Agência revogou proibições contra plataformas digitais, mas compra e entrega de medicamentos ainda dependem de regulamentação específica
A Agência Nacional de Vigilância Sanitária (Anvisa) revogou nesta segunda-feira (10) medidas que proibiam plataformas digitais, como iFood, Rappi, Mercado Livre, Americanas, Submarino e Shopee, de comercializar e fazer publicidade de medicamentos. A mudança ocorre após uma nova lei federal permitir que farmácias e drogarias licenciadas contratem plataformas digitais para serviços de logística e entrega.
Apesar da decisão, os consumidores ainda não podem considerar liberada a compra de medicamentos por esses aplicativos. A retirada das proibições não representa uma autorização automática para venda ou entrega. A Anvisa ainda precisa publicar uma regulamentação específica para definir como a nova possibilidade prevista em lei será aplicada.
O que a Anvisa decidiu?
As resoluções publicadas nesta segunda-feira retiram medidas preventivas que impediam a atuação de diferentes plataformas no comércio e na publicidade de medicamentos.
No caso do iFood e do Rappi, foram revogadas as proibições relacionadas à comercialização, distribuição e propaganda. Para Mercado Livre, Submarino e Americanas, a Anvisa retirou as restrições à comercialização e à publicidade. A agência já havia revogado, na quinta-feira (6), uma medida semelhante contra a Shopee.
A mudança está relacionada à Lei nº 15.357/2026, sancionada em março, que alterou a Lei nº 5.991/1973 e passou a permitir que farmácias e drogarias regularmente licenciadas contratem plataformas digitais para serviços de logística e entrega de medicamentos.

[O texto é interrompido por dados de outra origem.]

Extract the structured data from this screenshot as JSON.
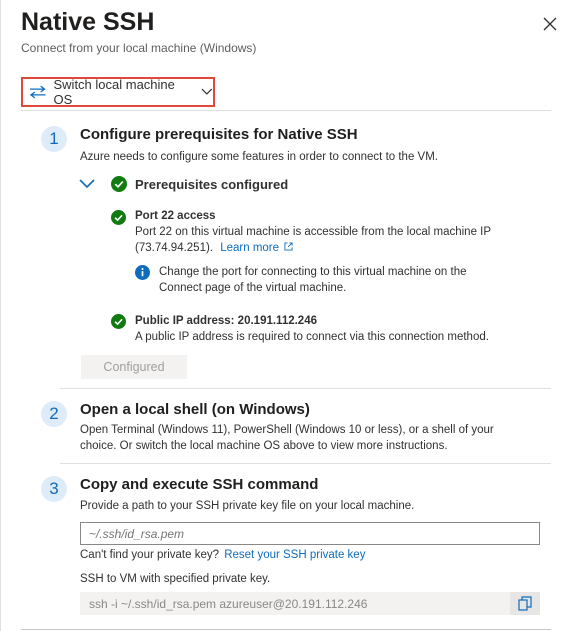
{
  "header": {
    "title": "Native SSH",
    "subtitle": "Connect from your local machine (Windows)"
  },
  "switch_os": {
    "label": "Switch local machine OS"
  },
  "steps": [
    {
      "number": "1",
      "title": "Configure prerequisites for Native SSH",
      "description": "Azure needs to configure some features in order to connect to the VM.",
      "prereq_header": "Prerequisites configured",
      "items": [
        {
          "title": "Port 22 access",
          "desc_line1": "Port 22 on this virtual machine is accessible from the local machine IP",
          "desc_line2": "(73.74.94.251).",
          "link": "Learn more",
          "info_line1": "Change the port for connecting to this virtual machine on the",
          "info_line2": "Connect page of the virtual machine."
        },
        {
          "title": "Public IP address: 20.191.112.246",
          "desc_line1": "A public IP address is required to connect via this connection method."
        }
      ],
      "button": "Configured"
    },
    {
      "number": "2",
      "title": "Open a local shell (on Windows)",
      "desc_line1": "Open Terminal (Windows 11), PowerShell (Windows 10 or less), or a shell of your",
      "desc_line2": "choice. Or switch the local machine OS above to view more instructions."
    },
    {
      "number": "3",
      "title": "Copy and execute SSH command",
      "description": "Provide a path to your SSH private key file on your local machine.",
      "input_placeholder": "~/.ssh/id_rsa.pem",
      "help_text": "Can't find your private key?",
      "help_link": "Reset your SSH private key",
      "cmd_label": "SSH to VM with specified private key.",
      "command": "ssh -i ~/.ssh/id_rsa.pem azureuser@20.191.112.246"
    }
  ],
  "icons": {
    "close": "close-icon",
    "switch": "swap-arrows-icon",
    "chevron": "chevron-down-icon",
    "check": "check-circle-icon",
    "info": "info-icon",
    "external": "external-link-icon",
    "copy": "copy-icon"
  },
  "colors": {
    "accent": "#0f6cbd",
    "success": "#107c10",
    "highlight_border": "#e0483a"
  }
}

Já será possível comprar remédios pelo aplicativo?
Não.
Segundo a Anvisa, a aplicação da nova regra depende de uma regulamentação específica, que ainda será publicada. Até que isso aconteça, continuam valendo as demais exigências sanitárias para farmácias, drogarias e plataformas digitais.
Na prática, a decisão desta segunda-feira apenas retira as antigas proibições, mas não libera imediatamente os aplicativos para vender ou entregar medicamentos.
Quais plataformas foram envolvidas?
As decisões da Anvisa atingem cinco empresas ou grupos: Rappi Brasil, iFood, Mercado Livre, B2W — responsável por Submarino e Americanas.com — e Shopee.
A regulamentação que ainda será elaborada deverá estabelecer como será o funcionamento desse modelo e quais serão as regras para a participação de farmácias, drogarias e plataformas digitais.
O que muda para o consumidor?
Por enquanto, a principal mudança é a possibilidade de que o comércio digital de medicamentos avance. No entanto, o consumidor ainda deve aguardar as regras da Anvisa antes de considerar que poderá comprar medicamentos normalmente por aplicativos e marketplaces.
As farmácias e drogarias continuarão sujeitas às normas sanitárias, e medicamentos irregulares ou anúncios que descumpram a legislação poderão ser alvo de fiscalização da agência.